Learn about how emergency pedagogy is at the heart of the founding impulses at the country’s first urban intercultural public Waldorf school and the efforts to bring Waldorf education back to its social justice roots; mirroring its early history of serving the children of inner-city Stuttgart. Hear about the practical experiences of creating and running one of the most diverse schools and a public Waldorf school in one of the most diverse cities in the nation.

Ida Oberman is an English learner and immigrant, Dutch born and German educated. After Waldorf School in Tübingen Germany and her Waldorf teacher training in Stuttgart she earned a BA from Swarthmore College and a PhD from Stanford. After a decade of teaching in New York City, US, and serving as education program officer of the Hewlett Foundation, she joined a community-based organization, Faith in Action East Bay, to work with parents, community leaders and fellow educators. In 2010, she founded the country’s first intercultural public Waldorf school, the Community School for Creative Education, where she served as Executive Director until her retirement in 2023.

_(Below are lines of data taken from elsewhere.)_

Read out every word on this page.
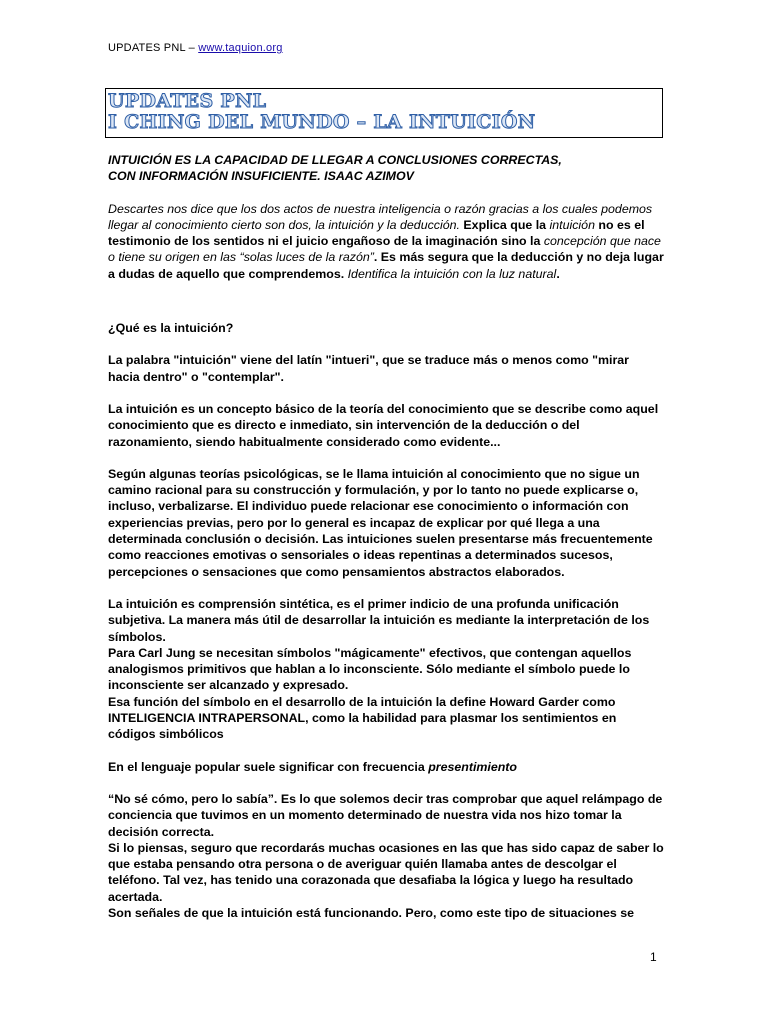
UPDATES PNL – www.taquion.org
UPDATES PNL
I CHING DEL MUNDO – LA INTUICIÓN

INTUICIÓN ES LA CAPACIDAD DE LLEGAR A CONCLUSIONES CORRECTAS,
CON INFORMACIÓN INSUFICIENTE. ISAAC AZIMOV

Descartes nos dice que los dos actos de nuestra inteligencia o razón gracias a los cuales podemos llegar al conocimiento cierto son dos, la intuición y la deducción. Explica que la intuición no es el testimonio de los sentidos ni el juicio engañoso de la imaginación sino la concepción que nace o tiene su origen en las “solas luces de la razón”. Es más segura que la deducción y no deja lugar a dudas de aquello que comprendemos. Identifica la intuición con la luz natural.

¿Qué es la intuición?

La palabra "intuición" viene del latín "intueri", que se traduce más o menos como "mirar hacia dentro" o "contemplar".

La intuición es un concepto básico de la teoría del conocimiento que se describe como aquel conocimiento que es directo e inmediato, sin intervención de la deducción o del razonamiento, siendo habitualmente considerado como evidente...

Según algunas teorías psicológicas, se le llama intuición al conocimiento que no sigue un camino racional para su construcción y formulación, y por lo tanto no puede explicarse o, incluso, verbalizarse. El individuo puede relacionar ese conocimiento o información con experiencias previas, pero por lo general es incapaz de explicar por qué llega a una determinada conclusión o decisión. Las intuiciones suelen presentarse más frecuentemente como reacciones emotivas o sensoriales o ideas repentinas a determinados sucesos, percepciones o sensaciones que como pensamientos abstractos elaborados.

La intuición es comprensión sintética, es el primer indicio de una profunda unificación subjetiva. La manera más útil de desarrollar la intuición es mediante la interpretación de los símbolos.

Para Carl Jung se necesitan símbolos "mágicamente" efectivos, que contengan aquellos analogismos primitivos que hablan a lo inconsciente. Sólo mediante el símbolo puede lo inconsciente ser alcanzado y expresado.

Esa función del símbolo en el desarrollo de la intuición la define Howard Garder como INTELIGENCIA INTRAPERSONAL, como la habilidad para plasmar los sentimientos en códigos simbólicos

En el lenguaje popular suele significar con frecuencia presentimiento

“No sé cómo, pero lo sabía”. Es lo que solemos decir tras comprobar que aquel relámpago de conciencia que tuvimos en un momento determinado de nuestra vida nos hizo tomar la decisión correcta.

Si lo piensas, seguro que recordarás muchas ocasiones en las que has sido capaz de saber lo que estaba pensando otra persona o de averiguar quién llamaba antes de descolgar el teléfono. Tal vez, has tenido una corazonada que desafiaba la lógica y luego ha resultado acertada.

Son señales de que la intuición está funcionando. Pero, como este tipo de situaciones se

1
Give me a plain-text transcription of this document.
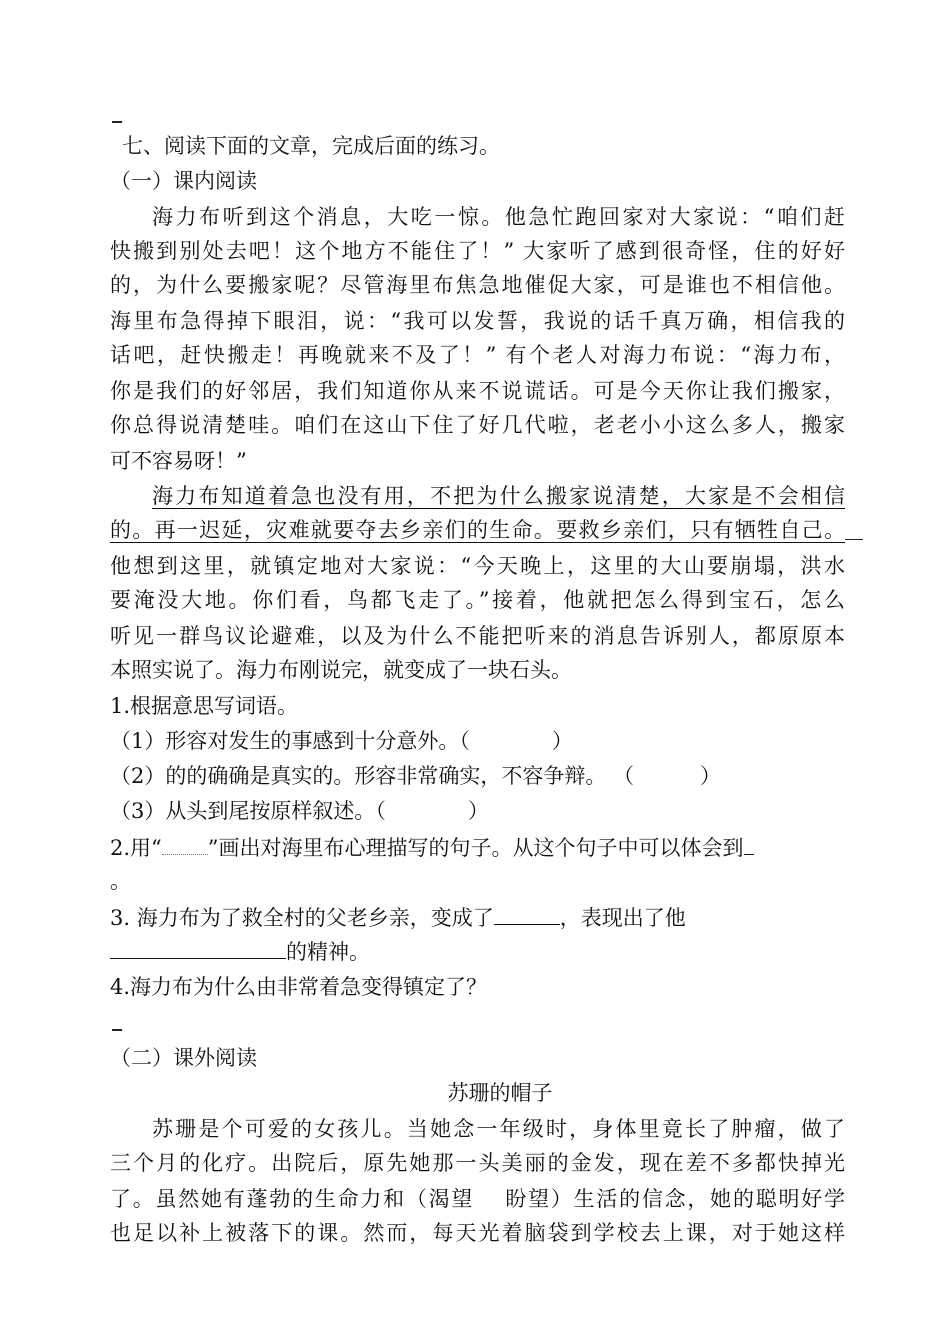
七、阅读下面的文章，完成后面的练习。
（一）课内阅读
海力布听到这个消息，大吃一惊。他急忙跑回家对大家说：“咱们赶
快搬到别处去吧！这个地方不能住了！” 大家听了感到很奇怪，住的好好
的，为什么要搬家呢？尽管海里布焦急地催促大家，可是谁也不相信他。
海里布急得掉下眼泪，说：“我可以发誓，我说的话千真万确，相信我的
话吧，赶快搬走！再晚就来不及了！” 有个老人对海力布说：“海力布，
你是我们的好邻居，我们知道你从来不说谎话。可是今天你让我们搬家，
你总得说清楚哇。咱们在这山下住了好几代啦，老老小小这么多人，搬家
可不容易呀！”
海力布知道着急也没有用，不把为什么搬家说清楚，大家是不会相信
的。再一迟延，灾难就要夺去乡亲们的生命。要救乡亲们，只有牺牲自己。
他想到这里，就镇定地对大家说：“今天晚上，这里的大山要崩塌，洪水
要淹没大地。你们看，鸟都飞走了。”接着，他就把怎么得到宝石，怎么
听见一群鸟议论避难，以及为什么不能把听来的消息告诉别人，都原原本
本照实说了。海力布刚说完，就变成了一块石头。
1.根据意思写词语。
（1）形容对发生的事感到十分意外。（	）
（2）的的确确是真实的。形容非常确实，不容争辩。 （	）
（3）从头到尾按原样叙述。（	）
2.用“ ”画出对海里布心理描写的句子。从这个句子中可以体会到
。
3. 海力布为了救全村的父老乡亲，变成了	，表现出了他
的精神。
4.海力布为什么由非常着急变得镇定了？
（二）课外阅读
苏珊的帽子
苏珊是个可爱的女孩儿。当她念一年级时，身体里竟长了肿瘤，做了
三个月的化疗。出院后，原先她那一头美丽的金发，现在差不多都快掉光
了。虽然她有蓬勃的生命力和（渴望　 盼望）生活的信念，她的聪明好学
也足以补上被落下的课。然而，每天光着脑袋到学校去上课，对于她这样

Monique Brinson is the Founding CEO/Head of Cultivation of EnCompass Four Corners School, Camp, Institute, & Center. She is a graduate of Harvard Graduate School of Education (HGSE) with an Ed.M., in Education Leadership. Her first Master’s in education was in teaching from Boston University-Wheelock College of Education and Human Development. She majored in Sociology and minored in Black Studies. She has 22 years of experience as an urban and suburban school administrator in Boston, Massachusetts, as well as Oakland, Santa Monica, and Pleasant Hill, California, in systems ranging from large school districts, to charter, and most recently, a small independent school. From 2017—2020 she served as Community School for Creative Education principal. She received her Waldorf training from the Mills College Graduate School of Education and is currently continuing her studies at the Bay Area Center for Waldorf Teacher Training (BACWTT).